At least, that's what a "good" optimizer should find out by itself.
So the following should be at least as performant as Pat Phelan's solution: WITH summary (year, id, c) AS
(SELECT year, id, COUNT(*)
FROM dbo.Table
WHERE id LIKE '22%'),
y (year) AS (SELECT DISTINCT year FROM summary),
i (id) AS (SELECT DISTINCT id FROM summary)
SELECT y.year, i.id, summary.c
FROM y CROSS JOIN i LEFT OUTER JOIN summary USING (year,id)
ORDER BY y.year, i.id|||i'm still wondering what the other 5 columns are, and how the order needs to be varied from the way it was first mentioned ;)|||how did you know the square brackets would not cause a syntax error?The use of dbo.Table told me that it had to be either Microsoft or Sybase. When Silas reported timings for the process, I knew that your virtual table syntax had worked, which meant that Silas had to be using Microsoft SQL. Knowing that allowed me to continue down the engine-specific path a bit further than you had initially gone.
this is the SQL forum, not the SQL Server forum!! ;)Correct!i'm still wondering what the other 5 columns are, and how the order needs to be varied from the way it was first mentioned
;) Operative word being "think", I think that Silas only had one order in mind, but that wasn't the order provided by the CROSS JOIN query. By using the temp table and applying an ORDER BY to the result set, I think Silas has got what they wanted.
OMG, a temp table is a virtual table. Sorry, still have to learn a lot A temp table isn't exactly a virtual table, but it is pretty darned close. Especially when used inside a stored procedure.

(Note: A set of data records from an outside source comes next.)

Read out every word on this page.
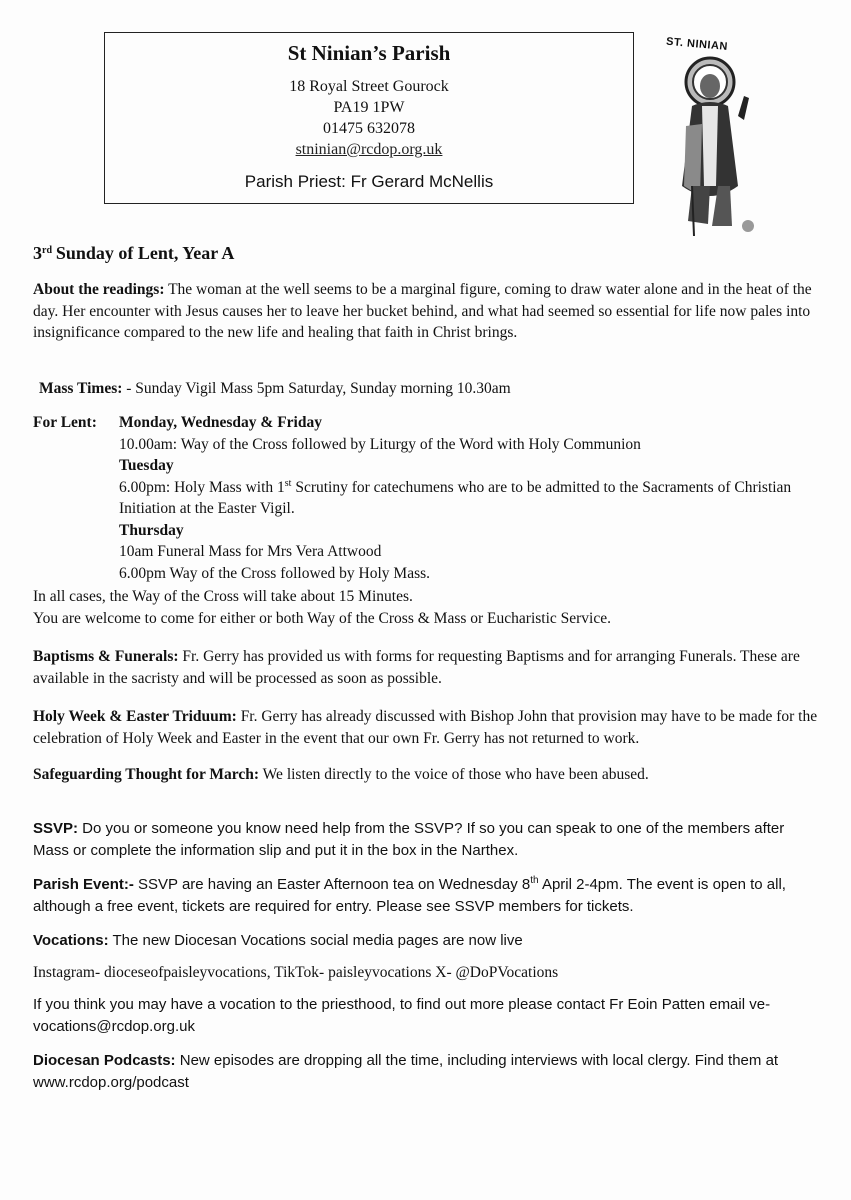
St Ninian’s Parish
18 Royal Street Gourock
PA19 1PW
01475 632078
stninian@rcdop.org.uk
Parish Priest: Fr Gerard McNellis
ST. NINIAN
3rd Sunday of Lent, Year A

About the readings: The woman at the well seems to be a marginal figure, coming to draw water alone and in the heat of the day. Her encounter with Jesus causes her to leave her bucket behind, and what had seemed so essential for life now pales into insignificance compared to the new life and healing that faith in Christ brings.

Mass Times: - Sunday Vigil Mass 5pm Saturday, Sunday morning 10.30am

For Lent: Monday, Wednesday & Friday
10.00am: Way of the Cross followed by Liturgy of the Word with Holy Communion
Tuesday
6.00pm: Holy Mass with 1st Scrutiny for catechumens who are to be admitted to the Sacraments of Christian Initiation at the Easter Vigil.
Thursday
10am Funeral Mass for Mrs Vera Attwood
6.00pm Way of the Cross followed by Holy Mass.
In all cases, the Way of the Cross will take about 15 Minutes.
You are welcome to come for either or both Way of the Cross & Mass or Eucharistic Service.

Baptisms & Funerals: Fr. Gerry has provided us with forms for requesting Baptisms and for arranging Funerals. These are available in the sacristy and will be processed as soon as possible.

Holy Week & Easter Triduum: Fr. Gerry has already discussed with Bishop John that provision may have to be made for the celebration of Holy Week and Easter in the event that our own Fr. Gerry has not returned to work.

Safeguarding Thought for March: We listen directly to the voice of those who have been abused.

SSVP: Do you or someone you know need help from the SSVP? If so you can speak to one of the members after Mass or complete the information slip and put it in the box in the Narthex.

Parish Event:- SSVP are having an Easter Afternoon tea on Wednesday 8th April 2-4pm. The event is open to all, although a free event, tickets are required for entry. Please see SSVP members for tickets.

Vocations: The new Diocesan Vocations social media pages are now live

Instagram- dioceseofpaisleyvocations, TikTok- paisleyvocations X- @DoPVocations

If you think you may have a vocation to the priesthood, to find out more please contact Fr Eoin Patten email ve-vocations@rcdop.org.uk

Diocesan Podcasts: New episodes are dropping all the time, including interviews with local clergy. Find them at www.rcdop.org/podcast
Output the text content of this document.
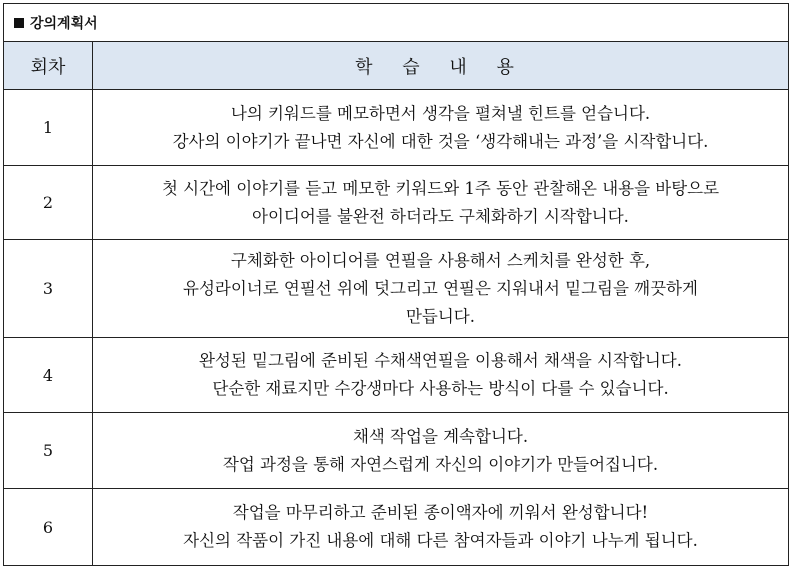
강의계획서
회차	학 습 내 용
1	나의 키워드를 메모하면서 생각을 펼쳐낼 힌트를 얻습니다.
강사의 이야기가 끝나면 자신에 대한 것을 ‘생각해내는 과정’을 시작합니다.

2	첫 시간에 이야기를 듣고 메모한 키워드와 1주 동안 관찰해온 내용을 바탕으로
아이디어를 불완전 하더라도 구체화하기 시작합니다.

3	구체화한 아이디어를 연필을 사용해서 스케치를 완성한 후,
유성라이너로 연필선 위에 덧그리고 연필은 지워내서 밑그림을 깨끗하게
만듭니다.

4	완성된 밑그림에 준비된 수채색연필을 이용해서 채색을 시작합니다.
단순한 재료지만 수강생마다 사용하는 방식이 다를 수 있습니다.

5	채색 작업을 계속합니다.
작업 과정을 통해 자연스럽게 자신의 이야기가 만들어집니다.

6	작업을 마무리하고 준비된 종이액자에 끼워서 완성합니다!
자신의 작품이 가진 내용에 대해 다른 참여자들과 이야기 나누게 됩니다.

-PatP|||i'm still wondering what the other 5 columns are, and how the order needs to be varied from the way it was first mentioned ;)

What I try is to mimic the functionality of a pivot table. The columns are dimensions.
Example:

Year Location Type Size ... Count(*) AVG(Price) AVG(Visits) ...
2000 123 A 10-15 5 9000 14
2000 123 A 15-20 76 5040 99
2000 123 A 40-80 12 540 7
2000 123 B 10-15 25 330 22
2000 123 B 15-20 12 3330 1
2000 123 B 40-80 NULL NULL NULL
...

It's a bit complex. But temp table is a good thing for drill-down and drill-up.
What I called ordering before has nothing to do whith the order by command. What I meant was the cross join, so the result in excel is shown in a correct way. That means even there is no object e.g. with size 40-80 I want the row to be shown. I need that for the Charts.
The With clause doesn't work very well in this case (for sql server), because it creates multiple passes. Not just one.

I think Silas has got what they wanted.